The decrease in the retrained model performance could indicate a reduction in power to distinguish between severe and mild outcomes in the expanded dataset or could be explained by an inconsistent case severity definition between the two datasets. The mutations most often associated with severe and mild outcomes in the 2020 dataset are not identified in the 2021 dataset, with no overlap in the top 40 mutations. However, 10 of the top 20 mutations associated with severe outcomes in the previous study were also associated with severe outcomes in the 2021 dataset.
Other machine learning binary classifiers were also explored, including Random Forest, Naïve Bayes and Neural Network algorithms. When these performances were compared to the logistic regression model, 3,386 samples were used for the analysis and 2,694 of these were associated with severe outcomes, and 692 associated with mild outcomes.
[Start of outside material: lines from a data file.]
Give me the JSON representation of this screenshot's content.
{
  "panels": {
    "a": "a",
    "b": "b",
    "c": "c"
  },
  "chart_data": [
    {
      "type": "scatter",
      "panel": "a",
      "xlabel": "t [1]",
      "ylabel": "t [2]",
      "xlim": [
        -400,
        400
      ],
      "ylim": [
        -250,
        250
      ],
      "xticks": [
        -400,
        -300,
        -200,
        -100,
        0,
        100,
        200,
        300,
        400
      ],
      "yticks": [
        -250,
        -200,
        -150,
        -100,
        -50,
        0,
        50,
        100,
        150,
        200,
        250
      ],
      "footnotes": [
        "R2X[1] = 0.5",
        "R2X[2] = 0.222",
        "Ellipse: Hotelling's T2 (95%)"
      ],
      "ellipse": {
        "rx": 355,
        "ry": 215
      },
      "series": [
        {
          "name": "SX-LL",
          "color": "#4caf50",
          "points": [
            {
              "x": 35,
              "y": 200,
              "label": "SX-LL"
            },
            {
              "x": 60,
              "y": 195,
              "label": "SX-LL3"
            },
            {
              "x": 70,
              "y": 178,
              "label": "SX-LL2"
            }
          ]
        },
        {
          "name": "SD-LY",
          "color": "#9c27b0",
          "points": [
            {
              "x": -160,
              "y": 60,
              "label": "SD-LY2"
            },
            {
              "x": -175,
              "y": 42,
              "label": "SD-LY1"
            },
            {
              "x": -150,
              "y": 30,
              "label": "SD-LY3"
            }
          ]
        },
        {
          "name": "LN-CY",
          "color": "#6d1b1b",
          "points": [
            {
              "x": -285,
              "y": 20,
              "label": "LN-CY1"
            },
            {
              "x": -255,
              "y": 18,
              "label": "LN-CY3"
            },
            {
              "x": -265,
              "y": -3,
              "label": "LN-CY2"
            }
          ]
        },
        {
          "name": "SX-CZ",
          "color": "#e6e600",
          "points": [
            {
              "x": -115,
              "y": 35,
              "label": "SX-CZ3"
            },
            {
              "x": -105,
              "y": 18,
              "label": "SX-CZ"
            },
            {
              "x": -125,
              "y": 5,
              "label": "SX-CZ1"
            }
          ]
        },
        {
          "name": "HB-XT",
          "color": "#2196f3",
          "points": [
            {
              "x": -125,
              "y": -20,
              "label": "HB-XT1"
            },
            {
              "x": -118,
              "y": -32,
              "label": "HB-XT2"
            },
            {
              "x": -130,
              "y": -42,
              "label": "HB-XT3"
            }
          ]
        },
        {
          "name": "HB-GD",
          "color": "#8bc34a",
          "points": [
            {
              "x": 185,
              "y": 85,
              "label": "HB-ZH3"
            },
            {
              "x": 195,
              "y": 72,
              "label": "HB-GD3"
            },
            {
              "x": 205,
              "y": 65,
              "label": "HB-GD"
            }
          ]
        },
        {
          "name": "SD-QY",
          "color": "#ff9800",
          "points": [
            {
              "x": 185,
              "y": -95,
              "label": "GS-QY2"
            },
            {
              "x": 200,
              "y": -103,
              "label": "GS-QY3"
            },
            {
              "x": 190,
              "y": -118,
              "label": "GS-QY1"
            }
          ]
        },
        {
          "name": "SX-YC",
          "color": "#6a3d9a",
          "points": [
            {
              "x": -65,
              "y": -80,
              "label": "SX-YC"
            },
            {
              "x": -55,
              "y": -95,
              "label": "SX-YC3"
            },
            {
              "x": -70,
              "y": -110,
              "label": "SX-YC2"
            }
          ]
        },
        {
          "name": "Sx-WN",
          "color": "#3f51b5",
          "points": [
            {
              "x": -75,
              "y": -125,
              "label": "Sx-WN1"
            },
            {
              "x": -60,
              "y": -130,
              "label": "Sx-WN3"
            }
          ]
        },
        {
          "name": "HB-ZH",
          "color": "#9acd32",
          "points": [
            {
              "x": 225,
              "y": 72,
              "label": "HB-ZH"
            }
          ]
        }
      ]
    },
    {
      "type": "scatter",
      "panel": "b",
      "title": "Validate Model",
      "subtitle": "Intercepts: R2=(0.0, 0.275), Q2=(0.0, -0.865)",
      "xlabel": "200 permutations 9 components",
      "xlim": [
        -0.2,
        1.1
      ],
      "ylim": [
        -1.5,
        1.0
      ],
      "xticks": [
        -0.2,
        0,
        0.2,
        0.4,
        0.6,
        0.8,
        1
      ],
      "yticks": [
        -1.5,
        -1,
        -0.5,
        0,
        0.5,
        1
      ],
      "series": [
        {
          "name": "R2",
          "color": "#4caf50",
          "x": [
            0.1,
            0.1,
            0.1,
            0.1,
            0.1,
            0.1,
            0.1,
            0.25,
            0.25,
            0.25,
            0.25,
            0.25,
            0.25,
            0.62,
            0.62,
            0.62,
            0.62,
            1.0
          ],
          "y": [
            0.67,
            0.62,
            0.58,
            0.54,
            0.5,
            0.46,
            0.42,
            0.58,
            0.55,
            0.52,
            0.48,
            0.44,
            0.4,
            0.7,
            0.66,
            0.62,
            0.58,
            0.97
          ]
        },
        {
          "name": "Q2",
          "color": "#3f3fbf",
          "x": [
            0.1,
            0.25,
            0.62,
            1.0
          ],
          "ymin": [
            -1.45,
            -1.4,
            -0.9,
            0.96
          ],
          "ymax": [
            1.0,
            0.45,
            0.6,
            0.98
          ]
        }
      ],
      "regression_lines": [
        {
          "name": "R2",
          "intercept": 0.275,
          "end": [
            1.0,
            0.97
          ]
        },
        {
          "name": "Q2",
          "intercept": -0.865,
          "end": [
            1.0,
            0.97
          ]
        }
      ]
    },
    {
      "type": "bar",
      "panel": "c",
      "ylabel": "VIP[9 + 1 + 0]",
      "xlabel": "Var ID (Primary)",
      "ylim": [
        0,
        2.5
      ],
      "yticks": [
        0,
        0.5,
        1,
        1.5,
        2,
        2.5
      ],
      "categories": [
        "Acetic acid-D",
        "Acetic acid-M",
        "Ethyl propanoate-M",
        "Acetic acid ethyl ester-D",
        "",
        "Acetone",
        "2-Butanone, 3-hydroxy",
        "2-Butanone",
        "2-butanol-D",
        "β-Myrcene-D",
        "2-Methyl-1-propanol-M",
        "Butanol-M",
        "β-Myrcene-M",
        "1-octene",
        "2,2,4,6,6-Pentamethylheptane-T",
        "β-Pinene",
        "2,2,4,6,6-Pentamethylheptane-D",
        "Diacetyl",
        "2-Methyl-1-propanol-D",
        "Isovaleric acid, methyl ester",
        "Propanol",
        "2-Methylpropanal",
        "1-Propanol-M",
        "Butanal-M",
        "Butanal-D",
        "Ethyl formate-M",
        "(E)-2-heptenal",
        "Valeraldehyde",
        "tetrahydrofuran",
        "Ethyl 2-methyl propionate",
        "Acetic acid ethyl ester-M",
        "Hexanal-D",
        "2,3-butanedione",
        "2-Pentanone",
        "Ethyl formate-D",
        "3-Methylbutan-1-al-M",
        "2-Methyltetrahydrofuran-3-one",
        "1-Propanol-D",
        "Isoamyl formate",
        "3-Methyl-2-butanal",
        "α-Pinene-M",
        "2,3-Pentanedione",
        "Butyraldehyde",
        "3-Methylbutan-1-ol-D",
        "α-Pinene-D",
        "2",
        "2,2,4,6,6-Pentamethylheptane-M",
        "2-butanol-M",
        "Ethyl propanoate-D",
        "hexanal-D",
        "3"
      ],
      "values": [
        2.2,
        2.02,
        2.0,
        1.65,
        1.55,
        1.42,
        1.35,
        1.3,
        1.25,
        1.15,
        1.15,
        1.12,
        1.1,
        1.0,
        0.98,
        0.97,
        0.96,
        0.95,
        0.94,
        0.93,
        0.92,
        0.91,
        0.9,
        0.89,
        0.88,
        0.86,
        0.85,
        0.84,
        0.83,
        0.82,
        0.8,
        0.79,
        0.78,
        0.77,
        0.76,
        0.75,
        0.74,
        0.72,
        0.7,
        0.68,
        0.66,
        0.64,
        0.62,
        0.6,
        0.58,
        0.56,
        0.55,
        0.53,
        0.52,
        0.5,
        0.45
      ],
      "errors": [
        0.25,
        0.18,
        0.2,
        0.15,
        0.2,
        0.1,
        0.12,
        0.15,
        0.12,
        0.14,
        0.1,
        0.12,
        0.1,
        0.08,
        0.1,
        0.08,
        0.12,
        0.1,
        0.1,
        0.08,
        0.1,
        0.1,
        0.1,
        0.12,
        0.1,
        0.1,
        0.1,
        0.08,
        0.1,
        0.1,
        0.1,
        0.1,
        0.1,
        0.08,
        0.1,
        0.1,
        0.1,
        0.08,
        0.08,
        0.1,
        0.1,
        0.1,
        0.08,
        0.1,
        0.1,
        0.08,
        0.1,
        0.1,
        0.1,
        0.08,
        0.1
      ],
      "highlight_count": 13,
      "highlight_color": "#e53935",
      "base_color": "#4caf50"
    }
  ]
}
AGRV was once again used as features for all of the models tested, with a stratified 67% train and 33% test split dataset. 5-fold cross-validation was performed to select the best parameters for each model before Sci-kit learn ensemble modules were used to run each of the models. The random forest model significantly outperformed all other models, including the logistic regression model that the entire paper focuses on, with an eventual AUC of 0.936 and an accuracy of 0.918.
Conclusions
The researchers found that Random Forest was the best performing algorithm for classification, which could indicate the presence of non-linear interactions between features.
As well as this, they have identified the most effective features for examining COVID-19 data with linear regression models, which should be of help to bioinformaticians studying datasets where Random Forest is a suitable method of analysis.
*Important notice: medRxiv publishes preliminary scientific reports that are not peer-reviewed and, therefore, should not be regarded as conclusive, guide clinical practice/health-related behavior, or treated as established information.